Cic. De leg. I 7, 23: lege quoque consociati homines cum dis putandi sumus. Inter quos… communio legis, inter eos communio iuris est. Quibus autem haec sunt inter eos communia, ei civitatis eiusdem habendi sunt.

Cic. De re publ. I 25, 39: Est igitur, inquit Africanus, res publica res populi, populus autem non omnis hominum coetus quoquo modo congregatus, sed coetus multitudinis iuris consensu et utilitatis communione sociatus.
 
Cic. De off.

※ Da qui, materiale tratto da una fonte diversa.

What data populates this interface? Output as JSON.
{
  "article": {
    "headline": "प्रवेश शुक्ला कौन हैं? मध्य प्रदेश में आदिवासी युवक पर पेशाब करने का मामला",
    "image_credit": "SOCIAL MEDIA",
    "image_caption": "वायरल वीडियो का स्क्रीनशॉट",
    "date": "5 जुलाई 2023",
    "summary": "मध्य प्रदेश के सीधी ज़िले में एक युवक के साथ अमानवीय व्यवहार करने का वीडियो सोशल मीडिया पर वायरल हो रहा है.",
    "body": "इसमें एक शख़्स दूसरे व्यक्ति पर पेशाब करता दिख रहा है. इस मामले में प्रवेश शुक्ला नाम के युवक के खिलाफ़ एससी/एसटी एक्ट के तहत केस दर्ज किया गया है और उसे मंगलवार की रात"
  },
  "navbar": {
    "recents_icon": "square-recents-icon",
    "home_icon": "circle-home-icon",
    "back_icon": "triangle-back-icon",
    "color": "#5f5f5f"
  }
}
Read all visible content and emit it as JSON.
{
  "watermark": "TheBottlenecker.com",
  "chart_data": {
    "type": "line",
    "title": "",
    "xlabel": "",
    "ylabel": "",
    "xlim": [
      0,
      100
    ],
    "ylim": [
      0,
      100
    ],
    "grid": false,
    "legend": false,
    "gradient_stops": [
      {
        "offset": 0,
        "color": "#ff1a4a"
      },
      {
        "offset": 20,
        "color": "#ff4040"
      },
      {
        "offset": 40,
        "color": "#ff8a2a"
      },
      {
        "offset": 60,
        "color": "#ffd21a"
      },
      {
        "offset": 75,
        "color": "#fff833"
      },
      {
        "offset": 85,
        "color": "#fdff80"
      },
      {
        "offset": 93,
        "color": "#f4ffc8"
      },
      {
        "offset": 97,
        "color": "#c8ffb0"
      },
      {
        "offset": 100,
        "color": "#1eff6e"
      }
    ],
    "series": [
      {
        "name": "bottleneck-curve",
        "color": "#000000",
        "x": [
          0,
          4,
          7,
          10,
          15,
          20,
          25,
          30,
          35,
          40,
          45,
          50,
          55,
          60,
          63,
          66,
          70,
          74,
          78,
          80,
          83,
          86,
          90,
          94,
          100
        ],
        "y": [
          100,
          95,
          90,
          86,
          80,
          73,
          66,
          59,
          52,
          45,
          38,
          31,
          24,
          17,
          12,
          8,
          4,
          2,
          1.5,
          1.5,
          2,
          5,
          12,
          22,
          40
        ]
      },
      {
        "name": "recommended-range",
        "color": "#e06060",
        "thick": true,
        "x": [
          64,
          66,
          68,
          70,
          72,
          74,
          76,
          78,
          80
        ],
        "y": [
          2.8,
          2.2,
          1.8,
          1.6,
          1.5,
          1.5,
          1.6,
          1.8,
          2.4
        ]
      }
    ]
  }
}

III 31, 111: nullum… vinculum ad adstringendam fidem iure iurando maiores artius esse voluerunt. Id indicant leges in duodecim tabulis etc.



[1] Benveniste, Dizionario delle istituzioni indoeuropee, Torino 2001, I, pp. 291-6.

[2] Varro, L.l. VII 8.

[3] Versnel, Lapis Satricanus, in Lapis Satricanus. Archaeological, Epigraphical, Linguistic and Historical Aspects of the New Inscription from Satricum. By C. M. Stibbe, G. Colonna, C. de Simone, H. S. Versnel, M. Pallottino (Archeologische Studiën van het Nederlands Instituut te Rome. Scripta Minora v). Rome: Nederlands Instituut te Rome, 1980. pp. 108-127.